Here is an example where you run a grid search of 9 combinations of hyperparameters. See also the multi-node examples here.

# grid search 3 values of learning rate and 3 values of number of layers for your net
# this generates 9 experiments (lr=1e-3, layers=16), (lr=1e-3, layers=32),
# (lr=1e-3, layers=64), ... (lr=1e-1, layers=64)
parser = HyperOptArgumentParser(strategy='grid_search', add_help=False)
parser.opt_list('--learning_rate', default=0.001, type=float,
                options=[1e-3, 1e-2, 1e-1], tunable=True)
parser.opt_list('--layers', default=1, type=float, options=[16, 32, 64], tunable=True)
hyperparams = parser.parse_args()

# Slurm cluster submits 9 jobs, each with a set of hyperparams
cluster = SlurmCluster(
    hyperparam_optimizer=hyperparams,
    log_path='/some/path/to/save',
)

# OPTIONAL FLAGS WHICH MAY BE CLUSTER DEPENDENT
# which interface your nodes use for communication
cluster.add_command('export NCCL_SOCKET_IFNAME=^docker0,lo')

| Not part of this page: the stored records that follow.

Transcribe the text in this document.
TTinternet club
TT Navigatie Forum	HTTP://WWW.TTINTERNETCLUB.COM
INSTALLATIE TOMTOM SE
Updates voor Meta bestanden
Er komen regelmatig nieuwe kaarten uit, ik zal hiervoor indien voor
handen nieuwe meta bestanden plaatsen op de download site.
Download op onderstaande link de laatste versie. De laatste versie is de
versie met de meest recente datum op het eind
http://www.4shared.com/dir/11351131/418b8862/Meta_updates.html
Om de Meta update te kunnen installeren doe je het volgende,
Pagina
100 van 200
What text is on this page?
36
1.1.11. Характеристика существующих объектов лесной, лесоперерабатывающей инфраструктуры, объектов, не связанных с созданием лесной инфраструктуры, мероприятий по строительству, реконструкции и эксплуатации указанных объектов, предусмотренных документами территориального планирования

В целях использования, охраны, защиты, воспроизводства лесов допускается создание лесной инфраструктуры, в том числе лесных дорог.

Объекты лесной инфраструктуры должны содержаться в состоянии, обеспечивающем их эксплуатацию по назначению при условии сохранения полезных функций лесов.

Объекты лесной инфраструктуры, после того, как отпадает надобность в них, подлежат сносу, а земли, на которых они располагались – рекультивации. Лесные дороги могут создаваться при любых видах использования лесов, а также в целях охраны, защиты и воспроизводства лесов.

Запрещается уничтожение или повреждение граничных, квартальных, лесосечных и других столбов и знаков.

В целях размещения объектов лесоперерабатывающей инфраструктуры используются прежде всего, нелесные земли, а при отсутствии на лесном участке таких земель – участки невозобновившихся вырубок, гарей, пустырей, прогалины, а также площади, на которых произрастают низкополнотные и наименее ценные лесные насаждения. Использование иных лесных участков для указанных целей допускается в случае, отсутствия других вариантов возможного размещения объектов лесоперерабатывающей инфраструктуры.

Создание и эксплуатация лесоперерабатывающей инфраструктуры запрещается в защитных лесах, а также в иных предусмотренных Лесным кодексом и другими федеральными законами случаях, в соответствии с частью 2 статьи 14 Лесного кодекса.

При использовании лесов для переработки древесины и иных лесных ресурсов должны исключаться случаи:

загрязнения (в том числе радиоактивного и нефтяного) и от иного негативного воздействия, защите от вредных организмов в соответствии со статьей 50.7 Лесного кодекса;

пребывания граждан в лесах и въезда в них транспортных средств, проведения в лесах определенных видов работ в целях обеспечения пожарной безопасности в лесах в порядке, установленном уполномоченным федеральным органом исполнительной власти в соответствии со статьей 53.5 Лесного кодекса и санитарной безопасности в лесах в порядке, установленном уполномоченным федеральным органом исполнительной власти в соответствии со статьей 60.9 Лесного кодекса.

# see output of the NCCL connection process
# NCCL is how the nodes talk to each other
cluster.add_command('export NCCL_DEBUG=INFO')

# setting a master port here is a good idea.
cluster.add_command('export MASTER_PORT=%r' % PORT)

# ************** DON'T FORGET THIS ***************
# MUST load the latest NCCL version
cluster.load_modules(['NCCL/2.4.7-1-cuda.10.0'])

# configure cluster
cluster.per_experiment_nb_nodes = 12
cluster.per_experiment_nb_gpus = 8

cluster.add_slurm_cmd(cmd='ntasks-per-node', value=8, comment='1 task per gpu')

# submit a script with 9 combinations of hyper params
# (lr=1e-3, layers=16), (lr=1e-3, layers=32), (lr=1e-3, layers=64), ... (lr=1e-1, layers=64)
cluster.optimize_parallel_cluster_gpu(
    main,
    nb_trials=9, # how many permutations of the grid search to run
    job_name='name_for_squeue'
)

The other option is that you generate scripts on your own via a bash command or use another library.


Self-balancing architecture (COMING SOON)

Here Lightning distributes parts of your module across available GPUs to optimize for speed and memory.